Some people find joy in major achievements. Graduating college. Publishing their first novel. Getting their driver’s license. Moving out, and move in to their own apartment. Getting married. All of them are amazing achievements, for sure, and I am not here to downplay that. But I often found myself in this exact conversation, starting with this same, tiring question; Why don’t you work towards that? Why spend most of your time researching bugs? Gazing at trains? Staring at air planes? Playing video games? Making YouTube videos? Why not do something actually productive, and important? Work towards a meaningful future?
*Brief pause, sigh*
They call them obsessions. They call them a waste of time. They call them brainrotting. Stupid. Un-important. Meaningless….. Addictions. Some even call it… a phase.
*Another brief silence*
Do you wanna know what I see? I see the intricate details in a beatle’s wings. I see a technological marvel soaring through the sky every single day. A mechanical beast of solid metal, transfering people across our entire country at insane speeds. I enter a world where I get to feel like the hero. And I even learn an incredibly valuable skill, that taught me everything I know about film production today. What they think is a waste of time, I believe makes me more alive.
They are hobbies and interests that keep me going. Hobbies that excite me every time I get back into them. They may not seem important to some people. But to me, there’s something beautiful, and exciting about every bug I see. Every plane that soars by. Every video I make. And yes, every poem I write. It gives me something to put my mind to. It gives me something to forget about all the sorrow and darkness of our world….. it makes me happy.

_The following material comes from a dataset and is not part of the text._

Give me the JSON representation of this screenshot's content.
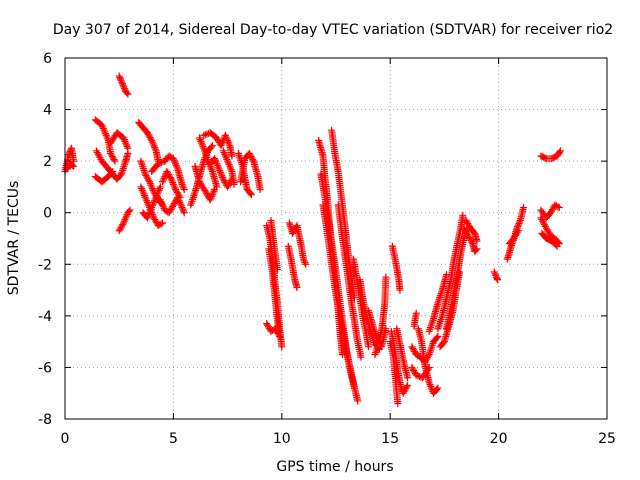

So they can all keep their cars, their mansions, or college degrees, if that makes them happy. I’ll continue gazing in awe at the amazing creatures of planet Earth. I’ll continue writing poems, and making YouTube videos. And I will continue doing all the things I love doing. If anyone has a problem with that, and feel the need to put me down over it, just so they can feel better…. at least I can proudly say I live a happier life.